La France a renoué cet été avec une croissance légère, une surprise pour de nombreux économistes, qui voient dans cette bouffée d'air une illusion de courte durée, mais la preuve aux yeux du gouvernement de la solidité de l'économie française et du bien-fondé de sa politique.
Selon une première estimation de l'Institut national de la statistique et des études économiques (Insee) pour le troisième trimestre, publiée jeudi, le produit intérieur brut (PIB) a rebondi de 0,2% par rapport au trimestre précédent, premier chiffre de croissance positif depuis un an.
"Cela montre que la France est une économie solide, qui a un potentiel de rebond", "ça vient démentir les craintes de récession", a assuré le ministre de l'Economie Pierre Moscovici à l'AFP.
Le Premier ministre Jean-Marc Ayrault a lui salué "un indicateur prometteur", appelant à "persévérer dans la politique que nous avons engagée".
Le chef du gouvernement est arrivé jeudi à Berlin, sur fond de rumeurs de critiques des choix politiques français par les Allemands. Mais, une fois n'est pas coutume, la croissance a été identique au troisième trimestre des deux côtés du Rhin.
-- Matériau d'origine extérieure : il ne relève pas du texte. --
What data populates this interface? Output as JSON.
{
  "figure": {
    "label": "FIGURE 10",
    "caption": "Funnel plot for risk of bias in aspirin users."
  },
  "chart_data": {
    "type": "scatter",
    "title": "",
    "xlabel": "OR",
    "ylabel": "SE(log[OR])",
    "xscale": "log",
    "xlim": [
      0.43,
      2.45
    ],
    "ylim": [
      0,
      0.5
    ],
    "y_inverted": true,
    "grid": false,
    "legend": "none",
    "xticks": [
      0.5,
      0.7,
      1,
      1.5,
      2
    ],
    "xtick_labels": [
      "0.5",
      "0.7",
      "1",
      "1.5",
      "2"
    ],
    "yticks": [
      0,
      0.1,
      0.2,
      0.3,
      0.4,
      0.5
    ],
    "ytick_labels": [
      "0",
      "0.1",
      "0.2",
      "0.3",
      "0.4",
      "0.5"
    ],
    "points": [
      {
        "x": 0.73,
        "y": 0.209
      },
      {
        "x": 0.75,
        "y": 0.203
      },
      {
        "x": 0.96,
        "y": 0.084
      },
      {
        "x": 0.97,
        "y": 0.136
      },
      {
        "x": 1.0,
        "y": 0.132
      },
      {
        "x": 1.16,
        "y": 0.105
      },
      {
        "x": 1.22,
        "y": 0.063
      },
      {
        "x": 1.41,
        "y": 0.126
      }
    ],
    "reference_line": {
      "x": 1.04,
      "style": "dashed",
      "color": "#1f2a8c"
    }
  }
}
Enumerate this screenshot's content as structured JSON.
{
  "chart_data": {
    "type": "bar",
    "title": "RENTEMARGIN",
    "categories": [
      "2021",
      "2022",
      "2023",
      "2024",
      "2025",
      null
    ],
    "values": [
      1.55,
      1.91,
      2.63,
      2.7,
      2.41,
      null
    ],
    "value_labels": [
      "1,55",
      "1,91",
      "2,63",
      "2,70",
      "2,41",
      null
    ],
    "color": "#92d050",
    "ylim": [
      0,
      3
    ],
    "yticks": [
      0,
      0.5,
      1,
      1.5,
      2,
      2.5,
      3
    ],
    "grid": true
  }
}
Pour l'Allemagne, il s'agit d'un ralentissement par rapport aux premier (0,5%) et deuxième (0,3%) trimestres.
Quant à la zone euro, elle est officiellement entrée en récession cet été pour la deuxième fois en trois ans, enregistrant un recul du PIB de 0,1%.
En France, l'Insee a en revanche révisé à la baisse ses chiffres pour le deuxième trimestre, constatant un recul de l'économie de 0,1% alors qu'il avait auparavant annoncé une stagnation, comme celles observées fin 2011 puis début 2012.
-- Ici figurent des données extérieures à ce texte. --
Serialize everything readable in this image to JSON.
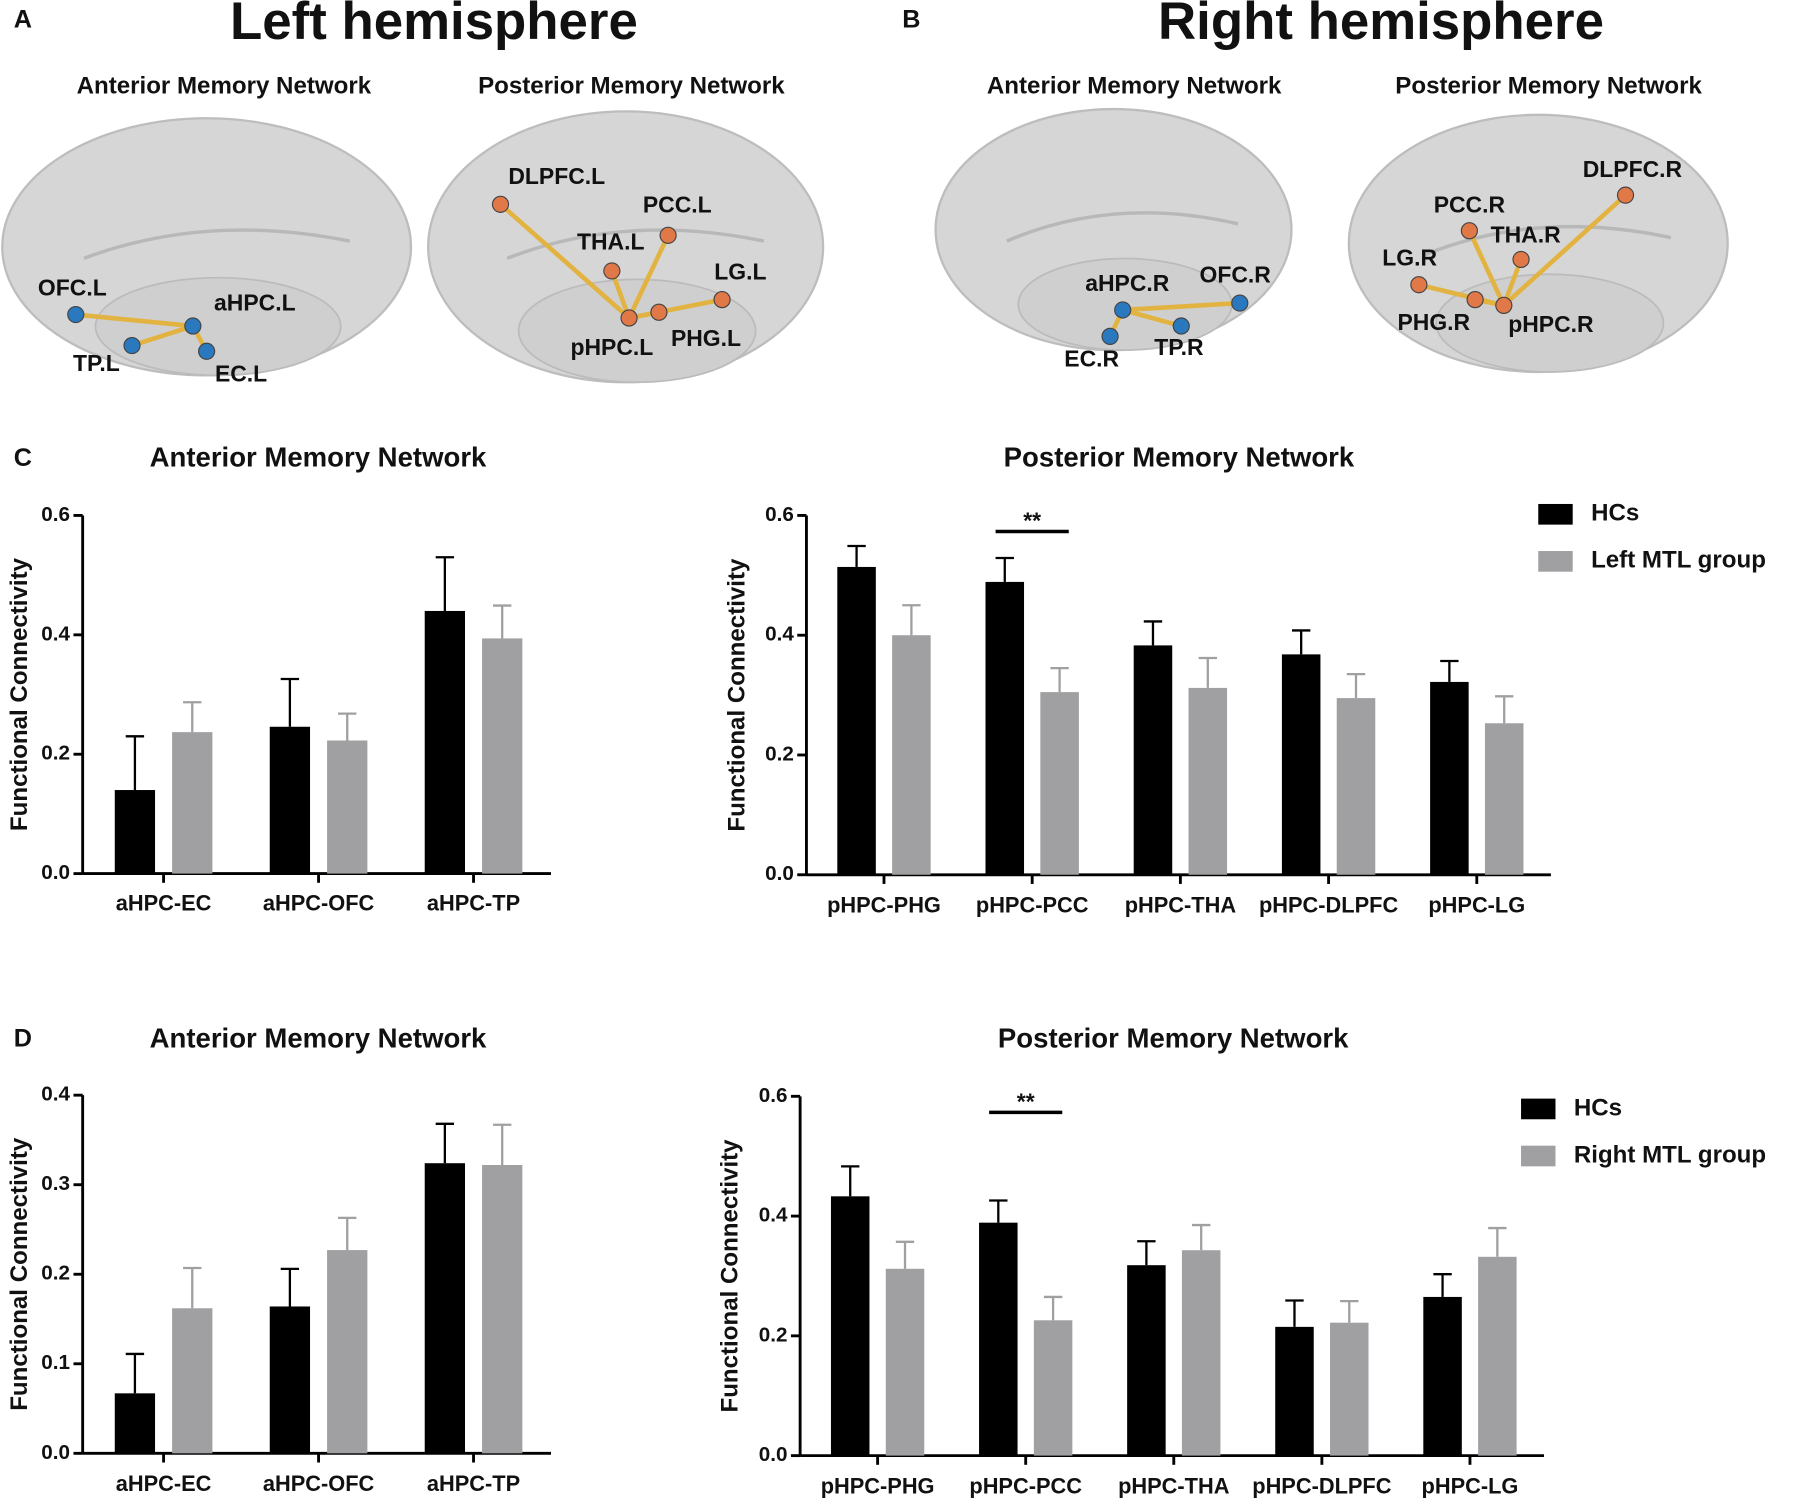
{
  "panel_labels": [
    "A",
    "B",
    "C",
    "D"
  ],
  "brain_maps": [
    {
      "title": "Left hemisphere",
      "networks": [
        {
          "title": "Anterior Memory Network",
          "node_color": "#2a78bd",
          "nodes": [
            "aHPC.L",
            "OFC.L",
            "TP.L",
            "EC.L"
          ]
        },
        {
          "title": "Posterior Memory Network",
          "node_color": "#e07848",
          "nodes": [
            "pHPC.L",
            "DLPFC.L",
            "PCC.L",
            "THA.L",
            "LG.L",
            "PHG.L"
          ]
        }
      ]
    },
    {
      "title": "Right hemisphere",
      "networks": [
        {
          "title": "Anterior Memory Network",
          "node_color": "#2a78bd",
          "nodes": [
            "aHPC.R",
            "OFC.R",
            "EC.R",
            "TP.R"
          ]
        },
        {
          "title": "Posterior Memory Network",
          "node_color": "#e07848",
          "nodes": [
            "pHPC.R",
            "DLPFC.R",
            "PCC.R",
            "THA.R",
            "LG.R",
            "PHG.R"
          ]
        }
      ]
    }
  ],
  "chart_data": [
    {
      "type": "bar",
      "title": "Anterior Memory Network",
      "y_label": "Functional Connectivity",
      "categories": [
        "aHPC-EC",
        "aHPC-OFC",
        "aHPC-TP"
      ],
      "series": [
        {
          "color": "#000000",
          "values": [
            0.14,
            0.246,
            0.44
          ],
          "errors": [
            0.09,
            0.08,
            0.09
          ]
        },
        {
          "color": "#a0a0a2",
          "values": [
            0.237,
            0.223,
            0.394
          ],
          "errors": [
            0.05,
            0.045,
            0.055
          ]
        }
      ],
      "ylim": [
        0,
        0.6
      ],
      "yticks": [
        {
          "value": 0,
          "label": "0.0"
        },
        {
          "value": 0.2,
          "label": "0.2"
        },
        {
          "value": 0.4,
          "label": "0.4"
        },
        {
          "value": 0.6,
          "label": "0.6"
        }
      ]
    },
    {
      "type": "bar",
      "title": "Posterior Memory Network",
      "y_label": "Functional Connectivity",
      "categories": [
        "pHPC-PHG",
        "pHPC-PCC",
        "pHPC-THA",
        "pHPC-DLPFC",
        "pHPC-LG"
      ],
      "series": [
        {
          "name": "HCs",
          "color": "#000000",
          "values": [
            0.514,
            0.489,
            0.383,
            0.368,
            0.322
          ],
          "errors": [
            0.035,
            0.04,
            0.04,
            0.04,
            0.035
          ]
        },
        {
          "name": "Left MTL group",
          "color": "#a0a0a2",
          "values": [
            0.4,
            0.305,
            0.312,
            0.295,
            0.253
          ],
          "errors": [
            0.05,
            0.04,
            0.05,
            0.04,
            0.045
          ]
        }
      ],
      "annotation": {
        "text": "**",
        "category": "pHPC-PCC"
      },
      "legend": "right",
      "ylim": [
        0,
        0.6
      ],
      "yticks": [
        {
          "value": 0,
          "label": "0.0"
        },
        {
          "value": 0.2,
          "label": "0.2"
        },
        {
          "value": 0.4,
          "label": "0.4"
        },
        {
          "value": 0.6,
          "label": "0.6"
        }
      ]
    },
    {
      "type": "bar",
      "title": "Anterior Memory Network",
      "y_label": "Functional Connectivity",
      "categories": [
        "aHPC-EC",
        "aHPC-OFC",
        "aHPC-TP"
      ],
      "series": [
        {
          "color": "#000000",
          "values": [
            0.067,
            0.164,
            0.324
          ],
          "errors": [
            0.044,
            0.042,
            0.044
          ]
        },
        {
          "color": "#a0a0a2",
          "values": [
            0.162,
            0.227,
            0.322
          ],
          "errors": [
            0.045,
            0.036,
            0.045
          ]
        }
      ],
      "ylim": [
        0,
        0.4
      ],
      "yticks": [
        {
          "value": 0,
          "label": "0.0"
        },
        {
          "value": 0.1,
          "label": "0.1"
        },
        {
          "value": 0.2,
          "label": "0.2"
        },
        {
          "value": 0.3,
          "label": "0.3"
        },
        {
          "value": 0.4,
          "label": "0.4"
        }
      ]
    },
    {
      "type": "bar",
      "title": "Posterior Memory Network",
      "y_label": "Functional Connectivity",
      "categories": [
        "pHPC-PHG",
        "pHPC-PCC",
        "pHPC-THA",
        "pHPC-DLPFC",
        "pHPC-LG"
      ],
      "series": [
        {
          "name": "HCs",
          "color": "#000000",
          "values": [
            0.433,
            0.389,
            0.318,
            0.215,
            0.265
          ],
          "errors": [
            0.05,
            0.037,
            0.04,
            0.044,
            0.038
          ]
        },
        {
          "name": "Right MTL group",
          "color": "#a0a0a2",
          "values": [
            0.312,
            0.226,
            0.343,
            0.222,
            0.332
          ],
          "errors": [
            0.045,
            0.039,
            0.042,
            0.036,
            0.048
          ]
        }
      ],
      "annotation": {
        "text": "**",
        "category": "pHPC-PCC"
      },
      "legend": "right",
      "ylim": [
        0,
        0.6
      ],
      "yticks": [
        {
          "value": 0,
          "label": "0.0"
        },
        {
          "value": 0.2,
          "label": "0.2"
        },
        {
          "value": 0.4,
          "label": "0.4"
        },
        {
          "value": 0.6,
          "label": "0.6"
        }
      ]
    }
  ]
}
Il s'agit de la première rechute en territoire négatif depuis que la France est sortie, au printemps 2009, de la plus grave récession depuis l'après-guerre.
Les chiffres de l'été vont dans le sens du gouvernement qui avait annoncé fin octobre tabler sur une croissance "légèrement positive". Mais ils sont supérieurs aux prévisions du consensus des économistes et de l'Insee, qui tablaient sur une nouvelle période de "croissance zéro", et à celle de la Banque de France, qui avait prédit un recul du PIB de 0,1%.
Pour Pierre Moscovici cependant, le rebond "conforte l'idée qu'une croissance de 0,8% en 2013 reste un objectif réaliste, mobilisateur et atteignable". Il a également maintenu la prévision de 0,3% en 2012, qui suppose un quatrième trimestre à nouveau positif.
Dans le détail, la croissance est tirée par une augmentation de la demande intérieure et un solde du commerce extérieur positif, grâce notamment à une accélération des exportations portées par le niveau exceptionnel des ventes aéronautiques et spatiales. A l'inverse, le choix des industriels d'écouler leurs stocks plutôt que de les reconstituer a pesé négativement.
"La consommation des ménages en hausse de 0,3% et les exportations en hausse de 0,5%, vu l'environnement européen dans lequel la France évolue, c'est très bien", a expliqué à l'AFP Hélène Baudchon, économiste chez BNP Paribas.
Pour elle, une autre surprise est "l'investissement des entreprises non financières qui ne recule que de 0,4% sur le 3e trimestre". "C'est un recul d'ampleur limitée vu l'incertitude à laquelle les entreprises sont confrontées, le peu de débouchés en interne, en externe, à même de lourdement peser sur les décisions d'investissement", a-t-elle décrit.
Mais selon Michel Martinez, de la Société générale, "les chiffres de septembre et les enquêtes de conjoncture laissent plutôt présager une fin d'année et un début de 2013 plus mauvais".
"Etant donné les premiers indicateurs de stagnation en octobre, nous nous attendons à ce que la fragilité que nous avions annoncé pour le 3e trimestre et qui ne s'est pas concrétisée apparaisse au 4e trimestre", renchérit Tullia Bucco, économiste à Unicredit, dans un communiqué.
"La dégradation de la situation des marges des entreprises non financières et la baisse significative du pouvoir d'achat des ménages pèsera sur l'activité économique", prédit-elle.